Wong, más recientemente con ‘Deseando amar' y la próxima ‘2046', confecciona espléndidos y magníficos tableaus de deseo. Se ha transformado en uno de los grandes sensualistas del cine contemporáneo. Soderbergh, director de una de las mejor conocidas películas con la palabra sexo en el título ("sexo, mentiras y videos"), tiene una sensibilidad más distanciada y analítica, pero como Wong enfoca el arte de filmar mismo con palpable ardor. Y luego está Antonioni, en sus noventa, que reinventó el lenguaje del erotismo en el cine cuando sus dos colaboradores andaban todavía en pañales.
Los productores de ‘Eros' concibieron el proyecto en parte como homenaje a Antonioni, cuyo nombre es también el título de la lánguida canción de la película, cantada en italiano por el cantante brasileño Caetano Veloso. La canción, que acompaña dibujos intersticiales (de Lorenzo Mattotti) que describen a amantes en varias posturas de éxtasis, medita sobre la naturaleza paradójica del amor, que es descrito como una "ventana inútil". Esas palabras convienen a ‘Eros'; aunque es amorosa de mirar, no revela demasiado.
Reunir los trabajos de tres prominentes directores en una entrega puede ser lo que da su atractivo a películas de antología como esta, pero la experiencia es a menudo más frustrante que satisfactoria. La única selección en ‘Eros' que funciona por sí misma es la primera, ‘The Hand' (dirigida por Wong), en parte porque es perfectamente consistente con sus otros trabajos. Como en ‘Deseando amar' y ‘2046', toma lugar en Hong Kong a principios de los años sesenta, en un ambiente cargado de lluvia, largos corredores y hermosos ceñidos vestidos de seda.
Como si para destacar su reputación como fetichista de la couture, Wong ha convertido la ropa en una metáfora sexual explícita. Su héroe (Chang Chen) es un aprendiz de sastre cuyo principal cliente es una imperiosa call girl representada por Gong Li. En su primer encuentro, después de observar que un hombre sin experiencia sexual en su profesión puede difícilmente entender cómo vestir a una mujer, ella lo inicia en una escena eróticamente cargada sin ser terriblemente explícita.
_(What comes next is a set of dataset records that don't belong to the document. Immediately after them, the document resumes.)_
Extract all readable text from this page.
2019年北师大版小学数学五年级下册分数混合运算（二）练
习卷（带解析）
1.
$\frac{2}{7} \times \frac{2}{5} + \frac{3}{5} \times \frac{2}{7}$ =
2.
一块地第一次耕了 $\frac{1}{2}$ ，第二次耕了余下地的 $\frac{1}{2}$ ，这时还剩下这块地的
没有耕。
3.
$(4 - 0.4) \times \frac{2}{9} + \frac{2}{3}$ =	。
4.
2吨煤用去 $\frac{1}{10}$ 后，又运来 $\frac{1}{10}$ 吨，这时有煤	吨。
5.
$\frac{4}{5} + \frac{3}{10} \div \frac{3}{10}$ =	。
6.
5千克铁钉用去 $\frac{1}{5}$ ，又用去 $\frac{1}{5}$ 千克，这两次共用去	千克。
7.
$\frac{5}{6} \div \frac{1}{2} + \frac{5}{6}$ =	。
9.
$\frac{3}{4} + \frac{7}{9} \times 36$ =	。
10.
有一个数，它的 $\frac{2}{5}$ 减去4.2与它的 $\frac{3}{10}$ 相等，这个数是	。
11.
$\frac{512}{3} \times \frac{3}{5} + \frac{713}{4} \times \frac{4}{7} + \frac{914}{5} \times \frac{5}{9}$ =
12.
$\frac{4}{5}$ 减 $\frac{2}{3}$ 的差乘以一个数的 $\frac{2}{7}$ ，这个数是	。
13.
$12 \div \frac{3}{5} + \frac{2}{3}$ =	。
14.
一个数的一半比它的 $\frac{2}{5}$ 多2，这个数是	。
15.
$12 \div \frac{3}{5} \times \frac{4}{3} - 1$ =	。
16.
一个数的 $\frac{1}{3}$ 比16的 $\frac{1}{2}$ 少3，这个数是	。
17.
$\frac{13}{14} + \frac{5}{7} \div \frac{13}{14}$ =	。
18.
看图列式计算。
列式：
Trabajando con su camarógrafo de toda la vida Christopher Doyle, Wong usa el color y la composición para derrumbar la distancia entre los sentidos. A menudo, no sabes realmente qué estás viendo, pero podrías jurar que sientes la textura y la temperatura de los cuerpos en la pantalla.
‘Equilibrium', la contribución de Soderbegh es decididamente más fría, aunque comparte el lujo cinemático de ‘The Hand'. Con su camarógrafo favorito -él mismo, con el seudónimo de Peter Andrews-, Soderbergh pasa de lo undulantemente azul a un rico blanco y negro plateado. Sin embargo, la belleza de la cinematografía es casi demasiado para la historia, una broma hermética y pícara sobre un gerente de publicidad de los años cincuenta (Robert Downey Jr.) cuando de visita a su psiquiatra (Alan Arkin).
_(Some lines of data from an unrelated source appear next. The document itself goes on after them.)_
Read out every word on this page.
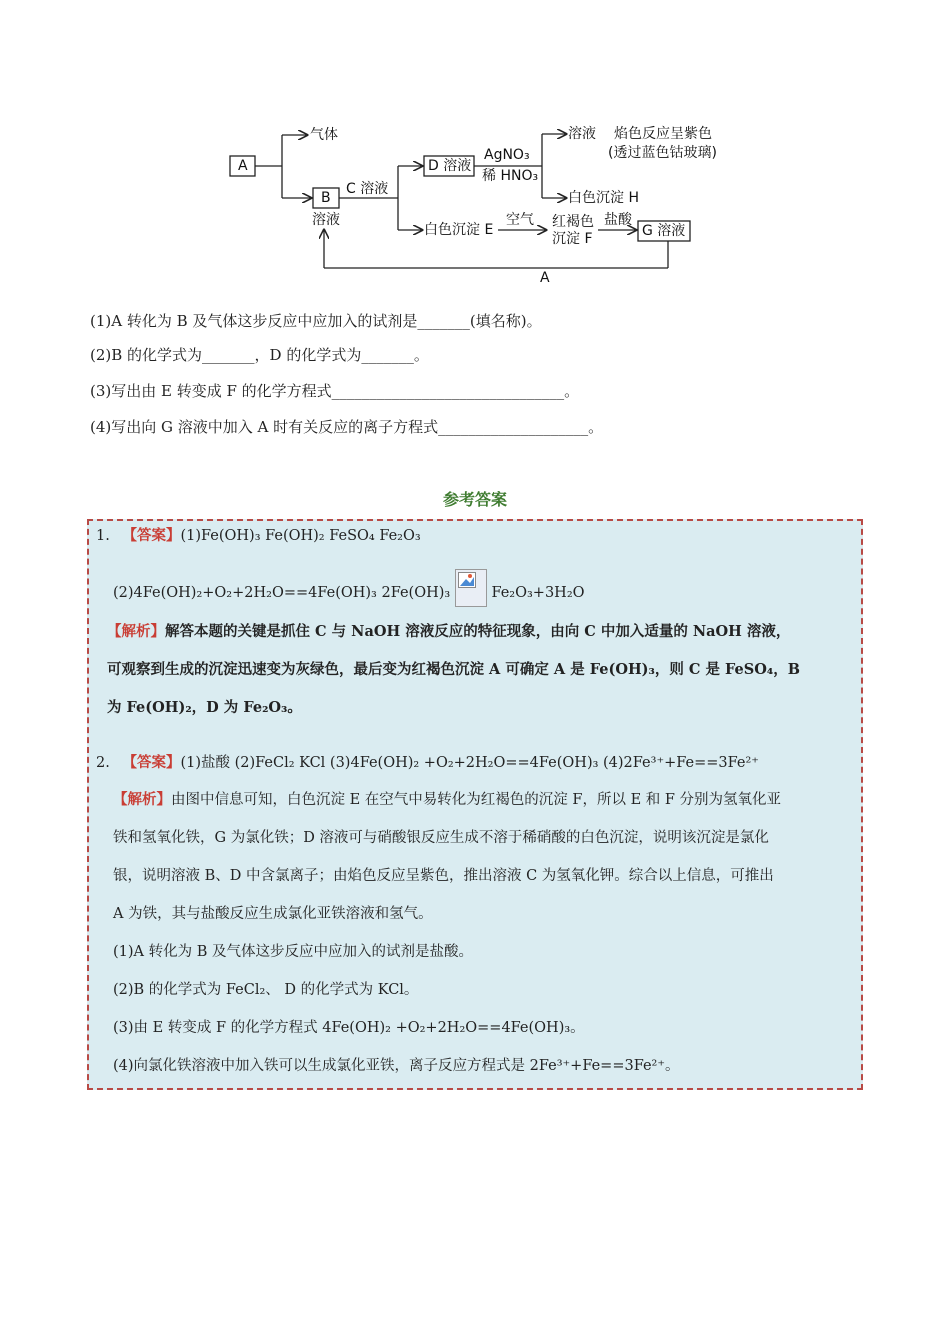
A
气体
B
溶液
C 溶液
D 溶液
AgNO₃
稀 HNO₃
溶液 焰色反应呈紫色
(透过蓝色钴玻璃)
白色沉淀 H
白色沉淀 E
空气 红褐色
沉淀 F
盐酸
G 溶液
A
(1)A 转化为 B 及气体这步反应中应加入的试剂是_______(填名称)。
(2)B 的化学式为_______，D 的化学式为_______。
(3)写出由 E 转变成 F 的化学方程式_______________________________。
(4)写出向 G 溶液中加入 A 时有关反应的离子方程式____________________。
参考答案
1. 【答案】(1)Fe(OH)₃ Fe(OH)₂ FeSO₄ Fe₂O₃
(2)4Fe(OH)₂+O₂+2H₂O==4Fe(OH)₃ 2Fe(OH)₃	Fe₂O₃+3H₂O
【解析】解答本题的关键是抓住 C 与 NaOH 溶液反应的特征现象，由向 C 中加入适量的 NaOH 溶液，
可观察到生成的沉淀迅速变为灰绿色，最后变为红褐色沉淀 A 可确定 A 是 Fe(OH)₃，则 C 是 FeSO₄，B
为 Fe(OH)₂，D 为 Fe₂O₃。
2. 【答案】(1)盐酸 (2)FeCl₂ KCl (3)4Fe(OH)₂ +O₂+2H₂O==4Fe(OH)₃ (4)2Fe³⁺+Fe==3Fe²⁺
【解析】由图中信息可知，白色沉淀 E 在空气中易转化为红褐色的沉淀 F，所以 E 和 F 分别为氢氧化亚
铁和氢氧化铁，G 为氯化铁；D 溶液可与硝酸银反应生成不溶于稀硝酸的白色沉淀，说明该沉淀是氯化
银，说明溶液 B、D 中含氯离子；由焰色反应呈紫色，推出溶液 C 为氢氧化钾。综合以上信息，可推出
A 为铁，其与盐酸反应生成氯化亚铁溶液和氢气。
(1)A 转化为 B 及气体这步反应中应加入的试剂是盐酸。
(2)B 的化学式为 FeCl₂、 D 的化学式为 KCl。
(3)由 E 转变成 F 的化学方程式 4Fe(OH)₂ +O₂+2H₂O==4Fe(OH)₃。
(4)向氯化铁溶液中加入铁可以生成氯化亚铁，离子反应方程式是 2Fe³⁺+Fe==3Fe²⁺。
Los actores se ven bien y es divertido escucharlos, a pesar de que su comunicación ansiosa y distraída no podría estar más distante del deseo silencioso de Wong Chang y Gong. Lo que tienen de común ‘The Hand' y ‘Equilibrium' no es el deseo sino la fascinación por cómo una película puede manipular la experiencia del tiempo. La película de Wong, deslizándose en lo que no importa a la conexión entre sus dos personajes principales, condensa años en momentos; Soderbergh, mirando el reloj, funde varias capas de realidad en un solo y breve lapso de tiempo.
Más que nada, es su preocupación con el tiempo lo que vincula a Wong y Soderbergh con su maestro, Antonioni, que convincentemente hizo más para cambiar el modo en que el público vive la temporalidad que cualquier otro director. Su grandiosa trilogía de los años sesenta -‘La aventura', ‘La noche' y ‘El eclipse'- es memorablemente lenta y elusiva, sus historias indiferentes ante las convenciones de comienzo, medio y final.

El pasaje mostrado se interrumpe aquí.